Purpose : Traditional clinical trials are randomized, i.e., allocation of patients to treatments is purely random (e.g. fair coin-toss) and the goal is to maximize learning about treatment efficacy. Adaptive trial designs, on the other hand, allow clinicians to learn about drug effectiveness during the course of the trial.  An ideal adaptive design is one where patients are treated as effectively as possible without sacrificing any learning. We propose such an adaptive design, one that uses forward-looking algorithms to fully exploit learning from multiple patients simultaneously.    

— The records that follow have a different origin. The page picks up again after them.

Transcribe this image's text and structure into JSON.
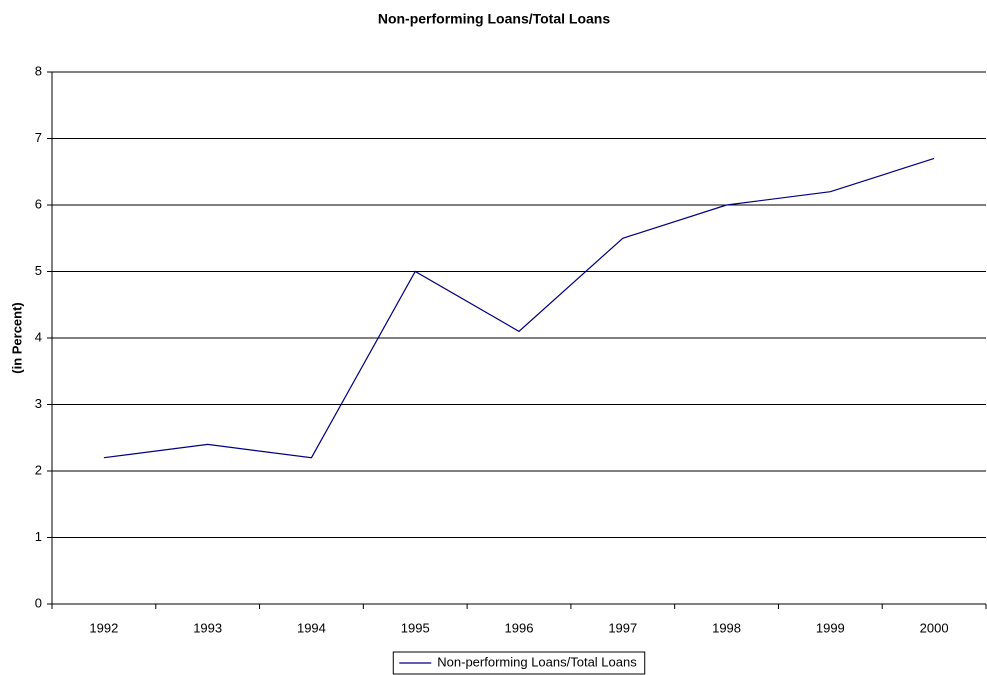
{
  "chart_data": {
    "type": "line",
    "title": "Non-performing Loans/Total Loans",
    "y_label": "(in Percent)",
    "categories": [
      "1992",
      "1993",
      "1994",
      "1995",
      "1996",
      "1997",
      "1998",
      "1999",
      "2000"
    ],
    "series": [
      {
        "name": "Non-performing Loans/Total Loans",
        "color": "#000080",
        "values": [
          2.2,
          2.4,
          2.2,
          5.0,
          4.1,
          5.5,
          6.0,
          6.2,
          6.7
        ]
      }
    ],
    "ylim": [
      0,
      8
    ],
    "yticks": [
      0,
      1,
      2,
      3,
      4,
      5,
      6,
      7,
      8
    ],
    "grid": true,
    "legend": "bottom"
  }
}
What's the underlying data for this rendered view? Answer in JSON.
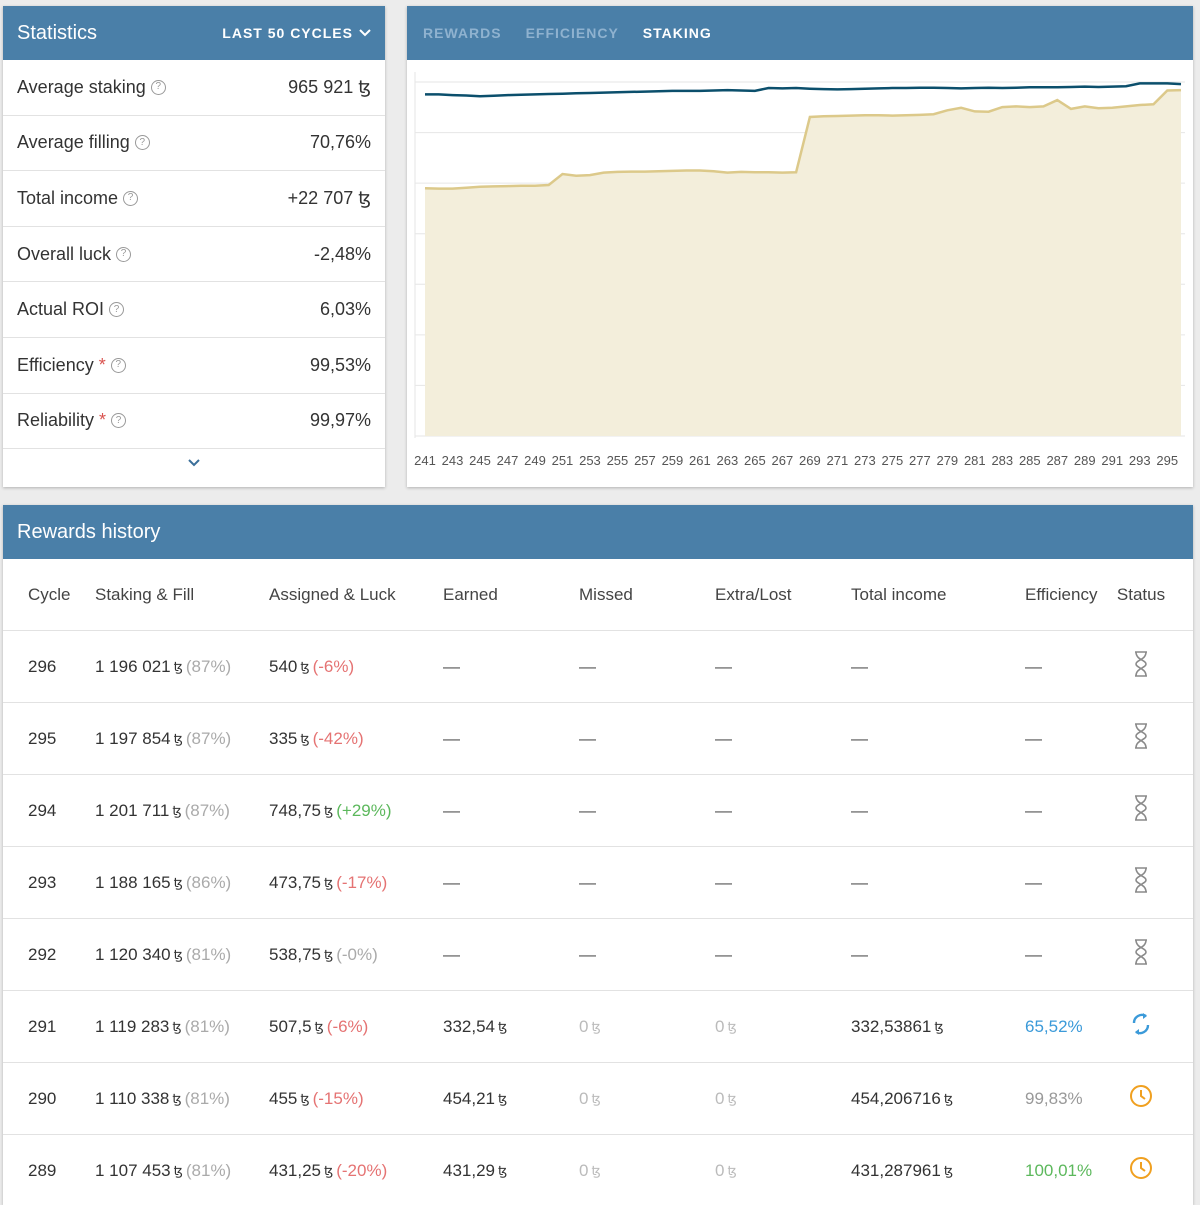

Methods : The class of problems involving adaptive designs has its roots in the multi-armed bandit problem that exemplifies the tradeoff between the cost of gathering information and the benefit of exploiting information already gathered. The setup is in the form of a Markov Decision Process (MDP) with one major difference: in our setup, the transition probabilities are unknown. Instead, we assume a parametric distribution on the transition probabilities prior to the trial, where the parameters of the assumed distribution represent our beliefs on the outcome probabilities for each treatment. As the trial progresses, we update the beliefs dynamically in a Bayesian fashion using information observed during the trial (see transition diagram below).  We assume that patients are homogenous and patient responses are available immediately.   

Results : The Jointly Optimal design that we propose yields better patient outcomes compared to existing implementable adaptive designs. This is because our design incorporates previous responses of all patients when making decisions and naturally allows for mixtures of treatments without imposing constraints artificially. Under the scenarios we consider, our design provides an improvement, measured as an increase in expected proportion of successes, of up to 8.64% compared to the best existing adaptive design. Subsequently, we validate our design in a real setting by implementing it ex-post on a recently conducted stent study, a two-armed, randomized trial. We find that implementing our adaptive design would cause the total number of patient failures to decrease by 15 or over 32%, in expectation, where a failure is defined as 30-day rate of stroke or death.   

Conclusions : Adaptive designs that learn from multiple patients, such as our proposed design, result in improved patient outcomes compared to randomized designs or existing adaptive designs. We quantify this improvement under various scenarios.